Everyone, man and woman, should acknowledge and accept his sexual identity. Physical, moral, and spiritual difference and complementarity are oriented toward the goods of marriage and the flourishing of family life. The harmony of the couple and of society depends in part on the way in which the complementarity, needs, and mutual support between the sexes are lived out.
“In creating men ‘male and female,’ God gives man and woman an equal personal dignity.”119 “Man is a person, man and woman equally so, since both were created in the image and likeness of the personal God.”120
Each of the two sexes is an image of the power and tenderness of God, with equal dignity though in a different way. The union of man and woman in marriage is a way of imitating in the flesh the Creator’s generosity and fecundity: “Therefore a man leaves his father and his mother and cleaves to his wife, and they become one flesh.”121 All human generations proceed from this union.
2. What, in your mind, is sinful?  “Start with homosexual behavior and just morph out from there. Bestiality, sleeping around with this woman and that woman and that woman and those men,” he says. Then he paraphrases Corinthians: “Don’t be deceived. Neither the adulterers, the idolaters, the male prostitutes, the homosexual offenders, the greedy, the drunkards, the slanderers, the swindlers—they won’t inherit the kingdom of God. Don’t deceive yourself. It’s not right.”   
Translation: Homosexual acts -- the acts, not the persons -- are sinful.

Catholic Catechism, 2357:

Homosexuality refers to relations between men or between women who experience an exclusive or predominant sexual attraction toward persons of the same sex. It has taken a great variety of forms through the centuries and in different cultures. Its psychological genesis remains largely unexplained. Basing itself on Sacred Scripture, which presents homosexual acts as acts of grave depravity,141 tradition has always declared that “homosexual acts are intrinsically disordered.”142 They are contrary to the natural law.
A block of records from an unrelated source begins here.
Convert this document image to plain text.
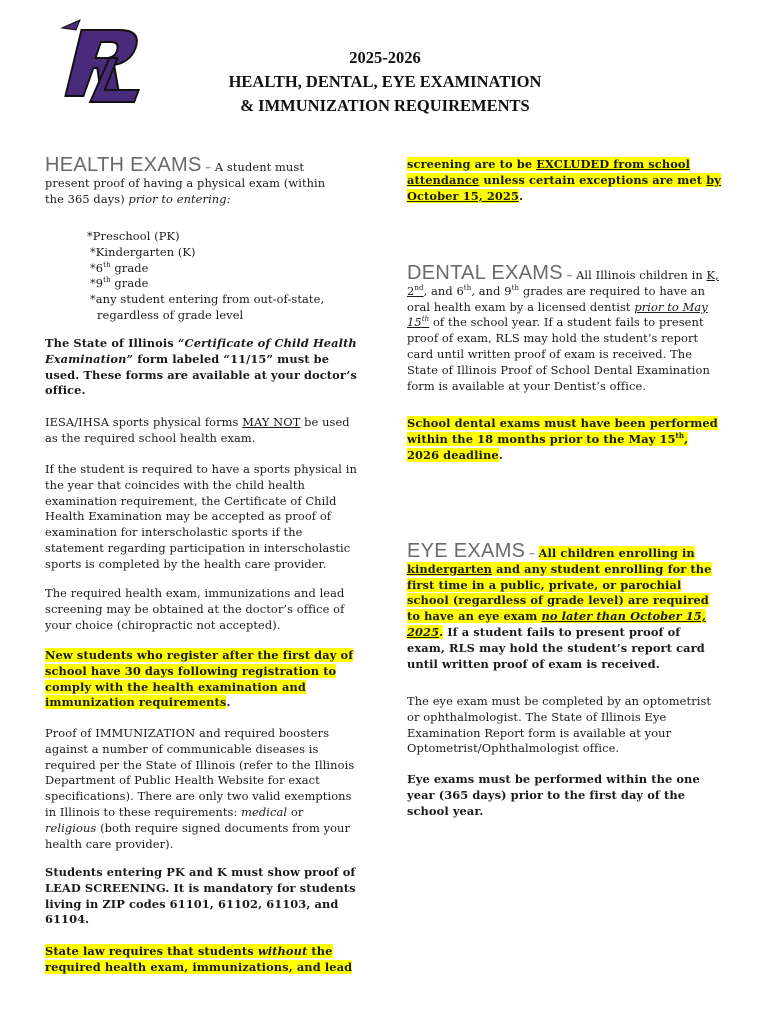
2025-2026
HEALTH, DENTAL, EYE EXAMINATION
& IMMUNIZATION REQUIREMENTS

HEALTH EXAMS – A student must present proof of having a physical exam (within the 365 days) prior to entering:

*Preschool (PK)
*Kindergarten (K)
*6th grade
*9th grade
*any student entering from out-of-state,
regardless of grade level

The State of Illinois “Certificate of Child Health Examination” form labeled “11/15” must be used. These forms are available at your doctor’s office.

IESA/IHSA sports physical forms MAY NOT be used as the required school health exam.

If the student is required to have a sports physical in the year that coincides with the child health examination requirement, the Certificate of Child Health Examination may be accepted as proof of examination for interscholastic sports if the statement regarding participation in interscholastic sports is completed by the health care provider.

The required health exam, immunizations and lead screening may be obtained at the doctor’s office of your choice (chiropractic not accepted).

New students who register after the first day of school have 30 days following registration to comply with the health examination and immunization requirements.

Proof of IMMUNIZATION and required boosters against a number of communicable diseases is required per the State of Illinois (refer to the Illinois Department of Public Health Website for exact specifications). There are only two valid exemptions in Illinois to these requirements: medical or religious (both require signed documents from your health care provider).

Students entering PK and K must show proof of LEAD SCREENING. It is mandatory for students living in ZIP codes 61101, 61102, 61103, and 61104.

State law requires that students without the required health exam, immunizations, and lead

screening are to be EXCLUDED from school attendance unless certain exceptions are met by October 15, 2025.

DENTAL EXAMS – All Illinois children in K, 2nd, and 6th, and 9th grades are required to have an oral health exam by a licensed dentist prior to May 15th of the school year. If a student fails to present proof of exam, RLS may hold the student’s report card until written proof of exam is received. The State of Illinois Proof of School Dental Examination form is available at your Dentist’s office.

School dental exams must have been performed within the 18 months prior to the May 15th, 2026 deadline.

EYE EXAMS – All children enrolling in kindergarten and any student enrolling for the first time in a public, private, or parochial school (regardless of grade level) are required to have an eye exam no later than October 15, 2025. If a student fails to present proof of exam, RLS may hold the student’s report card until written proof of exam is received.

The eye exam must be completed by an optometrist or ophthalmologist. The State of Illinois Eye Examination Report form is available at your Optometrist/Ophthalmologist office.

Eye exams must be performed within the one year (365 days) prior to the first day of the school year.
They close the sexual act to the gift of life. They do not proceed from a genuine affective and sexual complementarity. Under no circumstances can they be approved.
3. “We never, ever judge someone on who’s going to heaven, hell. That’s the Almighty’s job. We just love ’em, give ’em the good news about Jesus—whether they’re homosexuals, drunks, terrorists. We let God sort ’em out later, you see what I’m saying?”
Translation:  Christ teaches us to love sinners and hope for their salvation.

Catholic Catechism, 2358:

The number of men and women who have deep-seated homosexual tendencies is not negligible. This inclination, which is objectively disordered, constitutes for most of them a trial. They must be accepted with respect, compassion, and sensitivity. Every sign of unjust discrimination in their regard should be avoided. These persons are called to fulfill God’s will in their lives and, if they are Christians, to unite to the sacrifice of the Lord’s Cross the difficulties they may encounter from their condition.
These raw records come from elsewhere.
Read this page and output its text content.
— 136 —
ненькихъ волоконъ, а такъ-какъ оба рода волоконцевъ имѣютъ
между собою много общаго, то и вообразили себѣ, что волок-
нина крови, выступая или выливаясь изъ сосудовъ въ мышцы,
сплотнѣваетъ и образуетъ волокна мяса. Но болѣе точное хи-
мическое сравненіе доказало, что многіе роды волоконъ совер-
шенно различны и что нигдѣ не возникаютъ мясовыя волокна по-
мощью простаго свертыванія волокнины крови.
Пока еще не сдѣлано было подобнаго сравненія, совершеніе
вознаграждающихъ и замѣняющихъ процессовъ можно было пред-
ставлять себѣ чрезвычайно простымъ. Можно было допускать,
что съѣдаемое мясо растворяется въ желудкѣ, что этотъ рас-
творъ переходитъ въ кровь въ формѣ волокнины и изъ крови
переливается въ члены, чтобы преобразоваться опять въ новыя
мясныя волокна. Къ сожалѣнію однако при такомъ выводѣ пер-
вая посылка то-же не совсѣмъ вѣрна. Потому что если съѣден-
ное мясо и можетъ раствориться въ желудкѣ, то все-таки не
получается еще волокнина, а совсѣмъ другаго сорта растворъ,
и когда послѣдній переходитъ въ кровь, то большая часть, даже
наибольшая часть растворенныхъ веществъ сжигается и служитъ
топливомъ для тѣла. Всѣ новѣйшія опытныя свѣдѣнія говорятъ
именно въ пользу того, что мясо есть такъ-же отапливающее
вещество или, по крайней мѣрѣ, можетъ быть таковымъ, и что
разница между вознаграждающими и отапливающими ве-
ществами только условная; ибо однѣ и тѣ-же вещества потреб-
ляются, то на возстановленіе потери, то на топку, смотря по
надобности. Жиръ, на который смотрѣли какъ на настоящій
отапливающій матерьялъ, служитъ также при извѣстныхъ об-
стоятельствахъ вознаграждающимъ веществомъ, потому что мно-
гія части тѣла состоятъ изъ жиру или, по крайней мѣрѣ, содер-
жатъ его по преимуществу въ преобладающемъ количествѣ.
In short, Robertson had the audacity to express the absolutely predictable mainstream tenets of traditional Christianity.   Yet everyone is shocked, shocked to find out that conservative Southern Christians disapprove of homosexual conduct.  

And that, ultimately, appears to be what the problem is.   It used to be that you weren't permitted to discriminate against homosexuals or to act based on "hate" for homosexuals as people.   And that was a position that was correct both legally and morally.   But now you are apparently not permitted to express a disapproving opinion about homosexual conduct, even when it's couched in a message of love and compassion for the homosexual person.  

In short, we've moved into the realm of the "thought police."   Pretty soon it will become a firing offense just to be Christian or to be Catholic.  

If I were Robertson, I would have my lawyers send a terse letter to A&E threatening a lawsuit based on religious discrimination in employment.